What is a SOCKS5 proxy?
A SOCKS5 proxy is an intermediary server that forwards your app’s network traffic to a destination on your behalf. The destination sees the proxy’s IP, not your device’s IP.
TL;DR: SOCKS5 is a flexible proxy that works with many apps and protocols (TCP + UDP). It doesn’t encrypt traffic by itself.
How SOCKS5 works (simple)
When you configure an application to use a SOCKS5 proxy, it typically goes like this:
- Your client connects to the proxy (example:
proxy.example.com:1080). - Optional: the proxy requires authentication (none / username+password / GSS-API).
- Your client tells the proxy the destination (host + port).
- The proxy opens the connection and pipes data back and forth.
Important: SOCKS5 does not encrypt your traffic by itself. If the app connection isn’t already encrypted (TLS/HTTPS), a network observer can still read it.
SOCKS5 authentication methods
SOCKS5 supports multiple authentication options:
| Method | What it means |
|---|---|
| None ("no auth") | Anyone who can reach the proxy can use it. |
| Username / password | A login is required before traffic is forwarded. |
| GSS-API | Uses OS security mechanisms (Kerberos/NTLM, etc.). |
Tip: Prefer authenticated SOCKS5 wherever possible. Open, unauthenticated proxies are easy to abuse and often unreliable.
SOCKS5 vs SOCKS4
- SOCKS4: TCP only, no modern authentication, largely obsolete.
- SOCKS5: TCP + UDP, supports authentication, more widely useful in modern apps.
If a tool supports both, choose SOCKS5.
SOCKS5 vs HTTP / HTTPS proxies
HTTP proxy
- Works at the web-request layer (HTTP/HTTPS).
- Great for web browsing, caching, or content filtering.
- Not ideal for non-web protocols and many non-browser apps.
HTTPS proxy
- Essentially an HTTP proxy with TLS between your client and the proxy.
- Helps protect web traffic on untrusted networks.
- Still primarily web-focused.
SOCKS5
- Works at a lower level: forwards many kinds of traffic without interpreting it.
- Often used for apps like email clients, games, messaging apps, and some P2P tools.
- Usually simpler/more reliable for non-web traffic.
When a SOCKS5 proxy is useful
- Testing how a service behaves from another IP/location
- Routing traffic through a controlled gateway
- Using apps that support SOCKS5 but not HTTP proxies
- UDP-heavy use cases (some games/voice apps), where supported
Quick test (verify it works)
A quick way to confirm your proxy is in use is to check your public IP through it.
# SOCKS5 with proxy-resolved DNS (recommended to reduce DNS leaks)

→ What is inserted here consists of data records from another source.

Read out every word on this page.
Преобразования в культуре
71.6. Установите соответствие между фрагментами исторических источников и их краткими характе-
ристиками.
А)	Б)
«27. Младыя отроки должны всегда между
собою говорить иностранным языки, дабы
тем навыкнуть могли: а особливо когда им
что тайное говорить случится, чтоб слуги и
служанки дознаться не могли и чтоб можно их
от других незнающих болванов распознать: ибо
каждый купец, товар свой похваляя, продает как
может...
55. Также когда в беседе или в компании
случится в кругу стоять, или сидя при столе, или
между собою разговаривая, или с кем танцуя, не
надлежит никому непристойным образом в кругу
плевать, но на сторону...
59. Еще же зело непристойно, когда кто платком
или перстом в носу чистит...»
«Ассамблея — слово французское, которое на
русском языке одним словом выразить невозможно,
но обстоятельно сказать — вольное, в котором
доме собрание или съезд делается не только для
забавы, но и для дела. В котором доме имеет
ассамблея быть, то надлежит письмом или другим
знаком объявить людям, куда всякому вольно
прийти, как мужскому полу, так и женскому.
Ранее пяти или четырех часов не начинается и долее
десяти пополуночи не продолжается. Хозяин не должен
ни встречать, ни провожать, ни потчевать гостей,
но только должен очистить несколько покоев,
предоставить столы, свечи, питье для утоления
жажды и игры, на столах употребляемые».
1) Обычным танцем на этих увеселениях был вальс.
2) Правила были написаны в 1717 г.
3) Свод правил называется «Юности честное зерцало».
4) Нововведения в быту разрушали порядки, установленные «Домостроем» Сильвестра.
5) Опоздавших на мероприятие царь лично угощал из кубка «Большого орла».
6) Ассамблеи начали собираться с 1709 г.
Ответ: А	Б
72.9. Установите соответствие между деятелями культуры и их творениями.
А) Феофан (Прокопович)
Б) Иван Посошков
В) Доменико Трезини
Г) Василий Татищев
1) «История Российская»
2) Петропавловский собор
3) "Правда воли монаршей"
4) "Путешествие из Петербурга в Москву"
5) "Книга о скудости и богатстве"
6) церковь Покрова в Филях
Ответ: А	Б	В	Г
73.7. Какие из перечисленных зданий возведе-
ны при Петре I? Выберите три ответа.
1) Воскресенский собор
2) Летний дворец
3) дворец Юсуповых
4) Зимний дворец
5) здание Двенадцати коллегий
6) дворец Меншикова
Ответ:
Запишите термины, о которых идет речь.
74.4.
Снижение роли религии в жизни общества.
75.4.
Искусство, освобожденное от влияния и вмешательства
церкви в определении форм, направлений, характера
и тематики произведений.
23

curl --socks5-hostname proxy.example.com:1080 https://ifconfig.me
# SOCKS5 with username/password
curl --socks5-hostname user:[email protected]:1080 https://ifconfig.me
Tip: Use
--socks5-hostname (or socks5h in some tools) so the proxy does DNS resolution. Otherwise your machine may resolve DNS locally.
Safety notes (read this)
- A proxy can hide your IP, but it does not guarantee anonymity.
- Treat free/open proxies as untrusted (logging, injection, instability).
- Prefer providers you control or trust, and use end-to-end encryption (HTTPS/TLS/VPN) when confidentiality matters.